Black Girl / White Girl, by Joyce Carol Oates

Black Girl / White Girl, by Joyce Carol Oates, has a lot of similarities to the book I read in December, The Last of Her Kind, by Sigrid Nunez. Both are first person narratives of well-meaning white girls in the 70s, each of whom felt responsible for the death of a black person and struggled to come to terms with their guilt and white privilege. Both novels also involved left-wing radicals, rich people repudiating their class, and someone going to prison.

This is the first book I’ve read by Oates, so I don’t have grounds to compare this novel to her others. Reading two such similar books in close proximity has also blurred the distinctions between them, and neither stands out as an amazing book. While Black Girl / White Girl discusses issues related to race, it doesn’t ‘deal with’ race in the way I expect from a sociological background. Mostly what it presents is the fumbling self-absorption of a white person who is invested in the image of ‘doing the right thing’ but completely lacking in knowledge or preparation to actually do so. Of course, it’s not clear what the right thing would be, and contemporary standards for the racial self-awareness of white college students may not be those of the time period which the book portrays. One element that did ring true was the dynamic in the dormitory after racial slurs appeared; I have heard the aftermath of these incidents described by my students, and the pattern is frequently the same as that described by Oates.

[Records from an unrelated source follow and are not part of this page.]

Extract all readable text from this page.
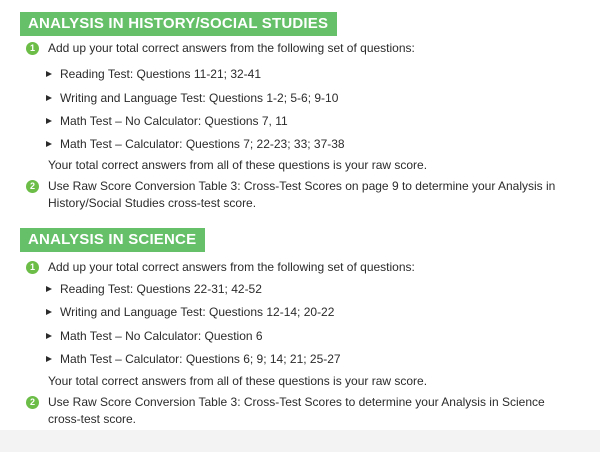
ANALYSIS IN HISTORY/SOCIAL STUDIES
1	Add up your total correct answers from the following set of questions:
Reading Test: Questions 11-21; 32-41
Writing and Language Test: Questions 1-2; 5-6; 9-10
Math Test – No Calculator: Questions 7, 11
Math Test – Calculator: Questions 7; 22-23; 33; 37-38
Your total correct answers from all of these questions is your raw score.
2	Use Raw Score Conversion Table 3: Cross-Test Scores on page 9 to determine your Analysis in History/Social Studies cross-test score.
ANALYSIS IN SCIENCE
1	Add up your total correct answers from the following set of questions:
Reading Test: Questions 22-31; 42-52
Writing and Language Test: Questions 12-14; 20-22
Math Test – No Calculator: Question 6
Math Test – Calculator: Questions 6; 9; 14; 21; 25-27
Your total correct answers from all of these questions is your raw score.
2	Use Raw Score Conversion Table 3: Cross-Test Scores to determine your Analysis in Science cross-test score.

I would give this book a 6/10. It was well-written, but predictable, and only touched the surface of elements that I would likely have found more engaging. I would be interested to hear the reactions of people of Oate’s generation to the characterization. Perhaps in the context of that time the book presents the racial issues in a direct and challenging way.

Black Girl / White Girl, by Joyce Carol Oates

The Salt Roads, by Nalo Hopkinson

The first book I’ve finished this year is Nalo Hopkinson‘s The Salt Roads. It was labeled (in some descriptions) as fantasy, but I would describe it more as historical and/or speculative fiction.

A friend whom I admire greatly is a fan of Hopkinson’s, which is what led me to pick up this book. In the end, I appreciated it, but I can’t say that I loved it. The book is structured around three distinct narratives, in three distinct time periods and locations, connected by the ‘fantasy’ aspect, the voice of a goddess. I certainly didn’t dislike it, however I didn’t find any of the three main narratives compelling. I did become more engaged toward the end of the novel, when the linking narrative of the goddess builds to a tension point. In the end, though, the book simply ends, with very little to indicate why these people or these portions of life narrative were made to constitute the story. This element is why I would classify this book more as historical fiction: the selection of the characters seems to have been made along lines of historical interest, and the characters themselves never come fully alive in their own right. So, it is interesting in the abstract to read of Baudelaire’s mistress, a slave midwife in the prelude to the Haitian uprisings, and the myth of an Egyptian saint in the 4th century, but I struggled to move beyond an historical interest in their futures.

Nalo Hopkinson is compared to Edwidge Danticat, who writes historical fiction of Haiti as well, and to Toni Morrison. Personally, I greatly prefer Danticat’s historical fiction set in Haiti; I find it much more alive, and Krik? Krak! is one of my favorite short story collections. In fact, I can credit that book with opening me up to the possibility of enjoying short story collections in general.